[Update May 2018: note that as of April 26th, 2018, the IRS has reversed course and reset the 2018 Family HSA limit to $6,900. This was the original amount that was decreased to $6,850 in March. See below for information on the decrease, and read on to hear the fury and toil it caused.]
Not in our wildest dreams did we consider this possible: the IRS has lowered the 2018 HSA Family Contribution Limit two and a half months into the tax year. Yes, you read that correctly. Previously, the 2018 Family Contribution limit for Health Savings Accounts was $6,900, and due to an inflation calculation change, this has been reduced by $50 to $6,850 as of March 5th, 2018. Fortunately, self-only and catch up contribution rates were unchanged.
This has come about as of IRS bulletin 2018-10:
Impact of the IRS HSA contribution change
Only the 2018 Family contribution limit has been affected, and while the inflation calculation may alter the course of future contribution limit increases, only 2018 is in play as we are mid year. It is not immediately clear what the total impact is for this change in contribution limit mid year. Obviously, HSA eligible individuals on family coverage will not be able to contribute as much this year. Here are the likely impacted parties:
- Family coverage that already contributed max – there are some “all star” HSA users that are fortunate enough to make full year HSA contributions at the beginning of the year. They often do this to get their money invested in the market to receive a return on their funds for the year. Those people (retroactively) have an excess contribution of $50 that they need to remove. It would be easiest to do this ASAP to avoid interest / gains on that money needding to be calculated and removed. Easy, no penalty process but an annoyance for $50 when you did everything right.
- Family coverage planning on contributing the max – if you set your 2018 contribution to $6,900 but haven’t fully contributed that amount yet, you are likely in good shape. Most HSA custodians will prevent you from making an excess contribution against the plan limits.
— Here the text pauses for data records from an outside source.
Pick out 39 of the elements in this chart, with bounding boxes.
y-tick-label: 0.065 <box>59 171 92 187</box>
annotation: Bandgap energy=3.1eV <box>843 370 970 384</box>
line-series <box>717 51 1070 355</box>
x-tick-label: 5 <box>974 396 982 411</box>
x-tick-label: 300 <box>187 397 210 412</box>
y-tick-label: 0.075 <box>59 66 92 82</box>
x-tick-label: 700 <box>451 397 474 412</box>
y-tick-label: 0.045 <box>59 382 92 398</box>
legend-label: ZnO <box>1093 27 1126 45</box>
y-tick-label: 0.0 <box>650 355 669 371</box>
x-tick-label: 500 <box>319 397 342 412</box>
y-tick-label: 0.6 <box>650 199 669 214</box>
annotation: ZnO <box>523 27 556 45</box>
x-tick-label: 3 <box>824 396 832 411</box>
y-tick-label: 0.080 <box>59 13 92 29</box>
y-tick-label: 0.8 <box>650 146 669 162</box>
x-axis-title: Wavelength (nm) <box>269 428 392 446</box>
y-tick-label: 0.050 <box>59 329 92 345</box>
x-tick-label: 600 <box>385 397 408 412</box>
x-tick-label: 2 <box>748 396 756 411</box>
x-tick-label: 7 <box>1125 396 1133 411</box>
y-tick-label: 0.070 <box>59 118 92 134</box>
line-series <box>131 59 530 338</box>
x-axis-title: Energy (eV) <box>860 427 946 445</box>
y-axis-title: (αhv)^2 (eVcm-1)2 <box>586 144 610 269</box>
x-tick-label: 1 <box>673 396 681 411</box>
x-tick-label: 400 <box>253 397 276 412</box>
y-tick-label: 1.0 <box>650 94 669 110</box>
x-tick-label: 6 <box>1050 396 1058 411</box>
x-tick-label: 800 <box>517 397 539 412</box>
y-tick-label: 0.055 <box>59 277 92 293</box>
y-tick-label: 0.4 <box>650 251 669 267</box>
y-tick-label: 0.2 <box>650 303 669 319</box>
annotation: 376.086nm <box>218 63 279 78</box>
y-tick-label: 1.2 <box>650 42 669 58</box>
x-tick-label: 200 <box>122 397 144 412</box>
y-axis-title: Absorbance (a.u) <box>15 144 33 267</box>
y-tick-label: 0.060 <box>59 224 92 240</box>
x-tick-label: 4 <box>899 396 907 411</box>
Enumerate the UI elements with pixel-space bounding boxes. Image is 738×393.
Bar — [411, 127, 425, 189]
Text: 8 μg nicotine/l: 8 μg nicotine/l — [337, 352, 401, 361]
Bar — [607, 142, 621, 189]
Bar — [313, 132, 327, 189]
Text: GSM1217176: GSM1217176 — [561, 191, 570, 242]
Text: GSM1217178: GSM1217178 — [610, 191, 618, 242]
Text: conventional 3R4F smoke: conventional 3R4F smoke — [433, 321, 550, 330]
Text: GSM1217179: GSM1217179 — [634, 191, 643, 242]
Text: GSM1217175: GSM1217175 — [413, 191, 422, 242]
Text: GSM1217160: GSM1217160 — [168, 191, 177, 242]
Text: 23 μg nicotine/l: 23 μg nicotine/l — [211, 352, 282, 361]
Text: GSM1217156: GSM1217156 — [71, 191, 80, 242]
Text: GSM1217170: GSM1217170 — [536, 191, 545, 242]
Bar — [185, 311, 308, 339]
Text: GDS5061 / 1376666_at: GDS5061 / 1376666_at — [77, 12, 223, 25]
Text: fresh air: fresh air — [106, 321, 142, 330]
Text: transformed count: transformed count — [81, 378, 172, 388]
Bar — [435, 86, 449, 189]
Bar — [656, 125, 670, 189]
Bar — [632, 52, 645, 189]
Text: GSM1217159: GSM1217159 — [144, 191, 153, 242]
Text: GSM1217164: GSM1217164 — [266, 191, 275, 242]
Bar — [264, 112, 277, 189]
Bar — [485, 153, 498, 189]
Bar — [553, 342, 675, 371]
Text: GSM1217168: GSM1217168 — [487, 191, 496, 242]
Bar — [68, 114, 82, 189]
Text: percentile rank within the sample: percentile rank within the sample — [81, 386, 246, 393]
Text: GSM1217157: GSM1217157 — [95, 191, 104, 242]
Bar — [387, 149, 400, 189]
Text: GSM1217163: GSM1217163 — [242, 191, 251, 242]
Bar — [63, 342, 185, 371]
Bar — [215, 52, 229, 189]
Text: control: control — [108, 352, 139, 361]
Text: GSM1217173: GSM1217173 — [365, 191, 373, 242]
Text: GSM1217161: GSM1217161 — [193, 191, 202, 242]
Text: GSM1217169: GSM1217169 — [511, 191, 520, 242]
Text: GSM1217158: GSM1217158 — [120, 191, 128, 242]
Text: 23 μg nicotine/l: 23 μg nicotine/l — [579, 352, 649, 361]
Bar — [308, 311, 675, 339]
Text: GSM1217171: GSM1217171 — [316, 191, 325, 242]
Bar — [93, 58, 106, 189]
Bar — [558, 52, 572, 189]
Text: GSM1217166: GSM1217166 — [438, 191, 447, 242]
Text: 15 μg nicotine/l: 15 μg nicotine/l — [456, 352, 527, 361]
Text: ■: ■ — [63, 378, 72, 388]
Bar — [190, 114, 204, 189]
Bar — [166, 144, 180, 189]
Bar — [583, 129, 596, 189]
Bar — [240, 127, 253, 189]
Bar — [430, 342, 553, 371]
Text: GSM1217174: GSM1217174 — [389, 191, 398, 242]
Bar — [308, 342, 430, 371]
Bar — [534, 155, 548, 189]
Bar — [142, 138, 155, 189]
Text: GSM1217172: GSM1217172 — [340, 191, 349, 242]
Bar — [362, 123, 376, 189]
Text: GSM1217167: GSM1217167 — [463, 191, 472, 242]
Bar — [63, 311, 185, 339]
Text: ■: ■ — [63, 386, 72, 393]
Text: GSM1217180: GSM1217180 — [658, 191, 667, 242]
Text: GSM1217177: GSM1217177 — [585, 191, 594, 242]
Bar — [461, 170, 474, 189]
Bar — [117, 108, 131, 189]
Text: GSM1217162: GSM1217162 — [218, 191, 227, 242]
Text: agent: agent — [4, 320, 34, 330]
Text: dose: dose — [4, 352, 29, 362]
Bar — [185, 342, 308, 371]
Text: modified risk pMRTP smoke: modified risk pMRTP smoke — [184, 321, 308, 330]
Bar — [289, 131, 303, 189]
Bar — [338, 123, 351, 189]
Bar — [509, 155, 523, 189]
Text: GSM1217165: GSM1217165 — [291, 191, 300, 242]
When they update their plan limits, this equation will kick in, and likely prevent a problem once you get to $6,850 in contributed funds sometime this year (depending on your monthly contribution amount).
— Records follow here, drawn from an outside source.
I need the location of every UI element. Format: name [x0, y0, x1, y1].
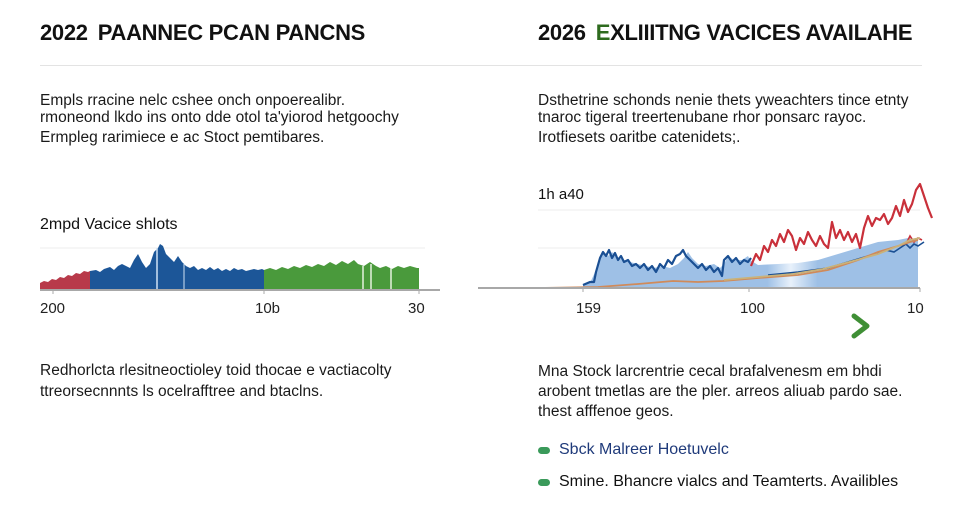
- right-x-tick: 159: [576, 300, 602, 317]
- left-intro-line: rmoneond lkdo ins onto dde otol ta'yioro…: [40, 109, 399, 126]
- left-x-tick: 10b: [255, 300, 281, 317]
- right-intro-line: Irotfiesets oaritbe catenidets;.: [538, 129, 741, 146]
- left-footer-line: Redhorlcta rlesitneoctioley toid thocae …: [40, 362, 392, 379]
- right-area-fill: [583, 238, 918, 288]
- right-footer-line: arobent tmetlas are the pler. arreos ali…: [538, 383, 903, 400]
- legend-item: Sbck Malreer Hoetuvelc: [538, 434, 898, 466]
- right-intro-line: Dsthetrine schonds nenie thets yweachter…: [538, 92, 909, 109]
- left-footer-line: ttreorsecnnnts ls ocelrafftree and btacl…: [40, 383, 324, 400]
- left-intro-line: Ermpleg rarimiece e ac Stoct pemtibares.: [40, 129, 325, 146]
- right-intro-line: tnaroc tigeral treertenubane rhor ponsar…: [538, 109, 867, 126]
- left-chart-label: 2mpd Vacice shlots: [40, 216, 178, 233]
- timeline-arrow: [421, 313, 921, 339]
- legend-dot-icon: [538, 446, 550, 454]
- header-divider: [40, 65, 922, 66]
- right-x-tick: 100: [740, 300, 766, 317]
- left-x-tick: 200: [40, 300, 66, 317]
- left-footer-paragraph: Redhorlcta rlesitneoctioley toid thocae …: [40, 360, 392, 402]
- right-x-tick: 10: [907, 300, 924, 317]
- right-chart-label: 1h a40: [538, 186, 584, 203]
- right-tan-trend: [723, 237, 921, 281]
- legend-label: Sbck Malreer Hoetuvelc: [559, 441, 729, 458]
- legend-item: Smine. Bhancre vialcs and Teamterts. Ava…: [538, 466, 898, 498]
- left-panel-title: 2022 PAANNEC PCAN PANCNS: [40, 20, 365, 46]
- left-red-area: [40, 271, 90, 290]
- left-title-text: PAANNEC PCAN PANCNS: [97, 20, 366, 45]
- right-blue-line: [582, 248, 752, 287]
- left-x-tick: 30: [408, 300, 425, 317]
- left-intro-line: Empls rracine nelc cshee onch onpoereali…: [40, 92, 346, 109]
- right-footer-line: thest afffenoe geos.: [538, 403, 674, 420]
- right-footer-line: Mna Stock larcrentrie cecal brafalvenesm…: [538, 363, 882, 380]
- right-red-line: [749, 182, 934, 267]
- left-title-year: 2022: [40, 20, 88, 45]
- right-title-accent: E: [595, 20, 611, 45]
- right-title-year: 2026: [538, 20, 586, 45]
- arrow-right-icon: [851, 313, 870, 339]
- right-panel-title: 2026 EXLIIITNG VACICES AVAILAHE: [538, 20, 913, 46]
- right-chart: [478, 182, 934, 292]
- right-footer-paragraph: Mna Stock larcrentrie cecal brafalvenesm…: [538, 362, 902, 422]
- legend-dot-icon: [538, 478, 550, 486]
- right-intro-paragraph: Dsthetrine schonds nenie thets yweachter…: [538, 92, 908, 146]
- left-blue-area: [90, 244, 264, 290]
- legend-label: Smine. Bhancre vialcs and Teamterts. Ava…: [559, 473, 899, 490]
- left-chart: [40, 244, 440, 294]
- right-legend: Sbck Malreer Hoetuvelc Smine. Bhancre vi…: [538, 434, 898, 498]
- left-green-area: [264, 260, 419, 290]
- right-title-text: XLIIITNG VACICES AVAILAHE: [610, 20, 913, 45]
- left-intro-paragraph: Empls rracine nelc cshee onch onpoereali…: [40, 92, 399, 146]
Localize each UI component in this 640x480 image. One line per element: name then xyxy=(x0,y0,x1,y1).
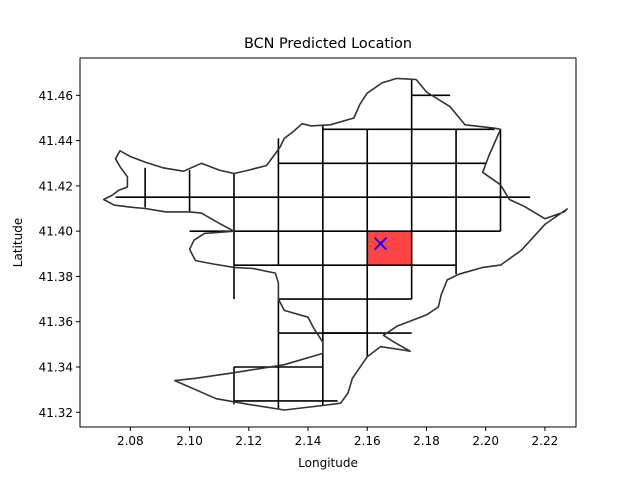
y-tick-label: 41.34 xyxy=(39,361,73,375)
x-tick-label: 2.14 xyxy=(295,434,322,448)
y-tick-label: 41.40 xyxy=(39,225,73,239)
y-axis-label: Latitude xyxy=(11,218,25,267)
y-tick-label: 41.32 xyxy=(39,406,73,420)
x-tick-label: 2.08 xyxy=(117,434,144,448)
x-tick-label: 2.12 xyxy=(235,434,262,448)
city-boundary xyxy=(102,77,568,411)
y-tick-label: 41.38 xyxy=(39,270,73,284)
y-tick-label: 41.36 xyxy=(39,315,73,329)
predicted-location-marker xyxy=(373,236,388,251)
marker-stroke-2 xyxy=(373,236,388,251)
x-tick-label: 2.22 xyxy=(532,434,559,448)
x-axis-label: Longitude xyxy=(298,456,358,470)
y-tick-label: 41.44 xyxy=(39,134,73,148)
x-tick-label: 2.16 xyxy=(354,434,381,448)
x-ticks: 2.08 2.10 2.12 2.14 2.16 2.18 2.20 2.22 xyxy=(117,427,558,448)
chart-title: BCN Predicted Location xyxy=(244,36,412,52)
x-tick-label: 2.10 xyxy=(176,434,203,448)
x-tick-label: 2.18 xyxy=(413,434,440,448)
marks-layer xyxy=(102,77,568,411)
y-tick-label: 41.46 xyxy=(39,89,73,103)
y-ticks: 41.32 41.34 41.36 41.38 41.40 41.42 41.44 41.46 xyxy=(39,89,80,420)
highlighted-cell xyxy=(367,231,412,266)
x-tick-label: 2.20 xyxy=(472,434,499,448)
plot-frame xyxy=(79,57,577,428)
y-tick-label: 41.42 xyxy=(39,179,73,193)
- IRS – the IRS will need to update all of their data regarding this maximum deductible amount for 2018. Obviously, they didn’t see this as a big issue as they proceeded with the change mid year.
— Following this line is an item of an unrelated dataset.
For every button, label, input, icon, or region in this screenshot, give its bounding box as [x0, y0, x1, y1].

- HSA Plan Custodians and Insurance companies – there is much work to be done by HSA custodians and insurance companies. Every single custodian and plan that administers HSA’s is now out of whack, thanks to a minor $50 change. All of their programs, banking software, websites, and literature needs to be updated. This will need to be corrected, and the sum effort (and cost) for all of these entities is massive.
- HSA websites – same goes for everyone sharing and publishing information about HSA’s. All of the previously published information is out of date and needs to be updated.
I will leave it to our fine readers to decide for themselves whether this mid year change for $50 was value added, intelligent, or warranted.
Why the IRS reduced the 2018 HSA Family limit
As part of the Trump tax cuts, legislation was passed that changes how inflation increases are calculated. In essence this is a net negative as the traditional CPI has been replaced with the “chained” CPI, which is different as it allows substitutions of products in the CPI basket of goods. This “substitution” effect is a classic economist assumption that means that if beef prices are rising, consumers avoid it and buy chicken instead. Beef is thus less represented in the index, meaning that total inflation is shown as lower than using the regular CPI. This will result in lower cost of living increases across the board going forward. While this is a negative, the real mistake was implementing it for 2018, and not waiting for a fresh tax year.
For those following along at home, here is the text on the section changing the CPI calculation:
.03 Section 11002 of the Act amends § 1f(3) to provide a permanent cost-of living adjustment based on the Chained Consumer Price Index for All Urban Consumers (C-CPI-U). Any existing items that are not reset for 2018 will be adjusted for inflation after 2017 based on the C-CPI-U. Items that are reset for 2018 will be adjusted for inflation after 2018 based on the C-CPI-U
All in all, a moderate sized change that creates a lot more work for many.